Verbalisation spontanée qu’avalise le tableau de symptômes qui synthétise la page Internet titrée Burn-out l’explosion silencieuse consultée par elle le 12 août à 23h32. La plupart recoupent ses observations quotidiennes : fatigue chronique, pensées péjoratives, propos cyniques, insomnies, irritabilité accrue, repli, estime de soi en berne, alimentation erratique, rediffusions d’Alerte à Malibu. Quant à la baisse des activités récréatives signalée en colonne 2, elle éclaire assez bien la fréquence sexuelle de son couple, passée de quotidienne à hebdomadaire au cours de la séquence estivale où d’ordinaire elle redouble, puis d’hebdomadaire à inexistante à partir de la période dite de reprise, bien qu’elle ne corresponde pour aucun des deux à une reprise, l’une n’ayant pas pris de congés, l’autre n’ayant pas pris de travail.

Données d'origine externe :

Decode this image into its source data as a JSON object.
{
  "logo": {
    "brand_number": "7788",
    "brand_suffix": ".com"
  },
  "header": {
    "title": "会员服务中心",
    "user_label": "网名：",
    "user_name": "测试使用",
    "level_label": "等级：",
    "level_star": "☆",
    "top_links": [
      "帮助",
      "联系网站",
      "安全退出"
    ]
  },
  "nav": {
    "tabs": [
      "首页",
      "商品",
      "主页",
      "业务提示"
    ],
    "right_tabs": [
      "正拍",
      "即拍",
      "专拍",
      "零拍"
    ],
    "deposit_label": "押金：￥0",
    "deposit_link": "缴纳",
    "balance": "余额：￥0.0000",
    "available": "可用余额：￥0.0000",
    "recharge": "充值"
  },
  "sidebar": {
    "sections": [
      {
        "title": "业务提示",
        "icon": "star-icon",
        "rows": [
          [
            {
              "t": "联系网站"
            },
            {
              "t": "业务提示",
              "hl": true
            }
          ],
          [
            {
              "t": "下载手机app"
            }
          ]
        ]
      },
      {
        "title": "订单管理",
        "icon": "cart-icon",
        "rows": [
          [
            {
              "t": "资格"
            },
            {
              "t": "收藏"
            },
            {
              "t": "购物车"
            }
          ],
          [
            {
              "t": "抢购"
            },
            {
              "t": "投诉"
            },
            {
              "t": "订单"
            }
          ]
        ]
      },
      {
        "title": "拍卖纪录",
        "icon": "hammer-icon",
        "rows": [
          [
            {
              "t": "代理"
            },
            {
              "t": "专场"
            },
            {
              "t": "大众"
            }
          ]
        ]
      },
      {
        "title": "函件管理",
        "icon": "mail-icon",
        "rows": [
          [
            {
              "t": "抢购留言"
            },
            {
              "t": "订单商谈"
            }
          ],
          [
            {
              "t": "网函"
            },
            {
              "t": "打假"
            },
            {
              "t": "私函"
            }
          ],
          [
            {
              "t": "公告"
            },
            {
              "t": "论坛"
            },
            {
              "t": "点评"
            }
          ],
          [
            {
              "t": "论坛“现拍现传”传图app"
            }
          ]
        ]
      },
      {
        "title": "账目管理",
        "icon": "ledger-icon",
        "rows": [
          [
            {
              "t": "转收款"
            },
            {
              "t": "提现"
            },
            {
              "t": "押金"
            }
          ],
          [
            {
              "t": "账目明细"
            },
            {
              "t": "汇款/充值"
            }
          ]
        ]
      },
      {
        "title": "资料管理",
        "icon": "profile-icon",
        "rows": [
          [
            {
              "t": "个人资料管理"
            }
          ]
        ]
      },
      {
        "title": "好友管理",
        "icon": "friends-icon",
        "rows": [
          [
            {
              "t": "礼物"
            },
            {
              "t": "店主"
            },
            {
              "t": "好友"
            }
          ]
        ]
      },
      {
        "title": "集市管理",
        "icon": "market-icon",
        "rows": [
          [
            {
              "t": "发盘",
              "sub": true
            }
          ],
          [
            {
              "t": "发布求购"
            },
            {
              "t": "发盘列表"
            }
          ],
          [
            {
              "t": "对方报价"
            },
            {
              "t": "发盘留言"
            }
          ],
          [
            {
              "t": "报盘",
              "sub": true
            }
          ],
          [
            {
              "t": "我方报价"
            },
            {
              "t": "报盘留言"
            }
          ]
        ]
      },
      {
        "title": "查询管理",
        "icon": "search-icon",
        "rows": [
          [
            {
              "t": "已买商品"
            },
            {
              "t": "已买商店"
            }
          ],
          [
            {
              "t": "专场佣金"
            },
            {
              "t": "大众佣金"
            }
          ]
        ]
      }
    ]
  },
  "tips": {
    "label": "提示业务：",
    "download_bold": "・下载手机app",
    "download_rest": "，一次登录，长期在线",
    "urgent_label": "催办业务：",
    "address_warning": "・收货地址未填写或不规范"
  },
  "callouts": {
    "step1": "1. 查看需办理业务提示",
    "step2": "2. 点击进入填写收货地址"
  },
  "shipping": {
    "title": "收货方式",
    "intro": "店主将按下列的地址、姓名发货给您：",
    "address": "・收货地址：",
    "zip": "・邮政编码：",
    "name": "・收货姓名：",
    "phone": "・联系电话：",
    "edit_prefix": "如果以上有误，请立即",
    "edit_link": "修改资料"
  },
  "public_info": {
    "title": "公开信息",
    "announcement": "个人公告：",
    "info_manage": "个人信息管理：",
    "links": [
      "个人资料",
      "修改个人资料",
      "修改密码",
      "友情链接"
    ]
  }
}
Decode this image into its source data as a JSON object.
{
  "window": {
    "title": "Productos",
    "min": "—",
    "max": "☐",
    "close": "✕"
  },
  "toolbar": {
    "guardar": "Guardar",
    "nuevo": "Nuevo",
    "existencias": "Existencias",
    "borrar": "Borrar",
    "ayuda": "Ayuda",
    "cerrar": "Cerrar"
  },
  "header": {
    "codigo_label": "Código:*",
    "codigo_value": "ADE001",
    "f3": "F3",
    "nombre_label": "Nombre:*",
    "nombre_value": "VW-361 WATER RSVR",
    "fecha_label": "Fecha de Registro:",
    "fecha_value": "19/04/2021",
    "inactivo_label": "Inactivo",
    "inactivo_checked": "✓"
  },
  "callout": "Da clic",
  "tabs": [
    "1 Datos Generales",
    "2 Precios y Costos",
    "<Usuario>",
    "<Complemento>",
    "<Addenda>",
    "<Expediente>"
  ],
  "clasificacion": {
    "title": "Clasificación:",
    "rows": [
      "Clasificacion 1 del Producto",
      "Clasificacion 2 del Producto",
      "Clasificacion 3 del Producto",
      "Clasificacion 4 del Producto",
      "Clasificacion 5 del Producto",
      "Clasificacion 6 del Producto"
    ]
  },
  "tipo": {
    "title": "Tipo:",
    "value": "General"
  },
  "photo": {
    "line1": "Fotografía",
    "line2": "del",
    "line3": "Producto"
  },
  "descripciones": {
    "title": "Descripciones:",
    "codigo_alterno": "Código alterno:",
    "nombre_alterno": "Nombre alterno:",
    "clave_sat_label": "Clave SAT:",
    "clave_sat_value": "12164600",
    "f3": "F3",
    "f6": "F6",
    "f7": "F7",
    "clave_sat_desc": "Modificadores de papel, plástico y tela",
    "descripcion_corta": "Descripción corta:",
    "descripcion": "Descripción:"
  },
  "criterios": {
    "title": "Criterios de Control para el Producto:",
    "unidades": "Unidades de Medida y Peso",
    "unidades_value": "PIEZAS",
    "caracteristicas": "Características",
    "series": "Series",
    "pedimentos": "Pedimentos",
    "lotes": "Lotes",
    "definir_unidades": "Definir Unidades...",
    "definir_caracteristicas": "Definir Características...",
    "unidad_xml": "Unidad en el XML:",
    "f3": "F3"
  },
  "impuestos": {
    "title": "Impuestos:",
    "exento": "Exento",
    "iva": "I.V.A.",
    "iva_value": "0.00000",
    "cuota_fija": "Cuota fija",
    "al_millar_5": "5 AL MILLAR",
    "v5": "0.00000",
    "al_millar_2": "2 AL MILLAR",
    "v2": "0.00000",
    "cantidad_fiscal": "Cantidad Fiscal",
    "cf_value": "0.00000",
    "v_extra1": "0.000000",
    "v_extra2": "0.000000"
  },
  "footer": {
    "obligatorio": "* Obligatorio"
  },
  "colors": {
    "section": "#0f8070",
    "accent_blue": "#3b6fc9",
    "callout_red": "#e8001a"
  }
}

Prenant acte de ce que Cristiano ne réagissait plus aux stimuli érotiques dispensés dans l’incidence de la cohabitation, elle a plusieurs fois tâché d’y mettre du sien. Y mettre du sien est l’expression qu’elle utiliserait si elle racontait les aléas de sa sexualité domestique à sa copine Latifa. Louisa dirait aussi : s’occuper de lui. Ou : faire ce qu’il faut. Faire ce qu’il faut et qui suffisait mais ne suffit plus. Cristiano la regarde faire ce qu’il faut deux minutes d’un œil qu’il voudrait moins morne, puis l’écarte d’un geste tendre pour aller s’avachir ailleurs.
Peu à peu cette manifeste absence d’envie lui passe l’envie d’agir contre. Des deux énergies, celle de plus basse intensité a absorbé l’autre, comme un fainéant enrôlerait dans sa sieste un sportif.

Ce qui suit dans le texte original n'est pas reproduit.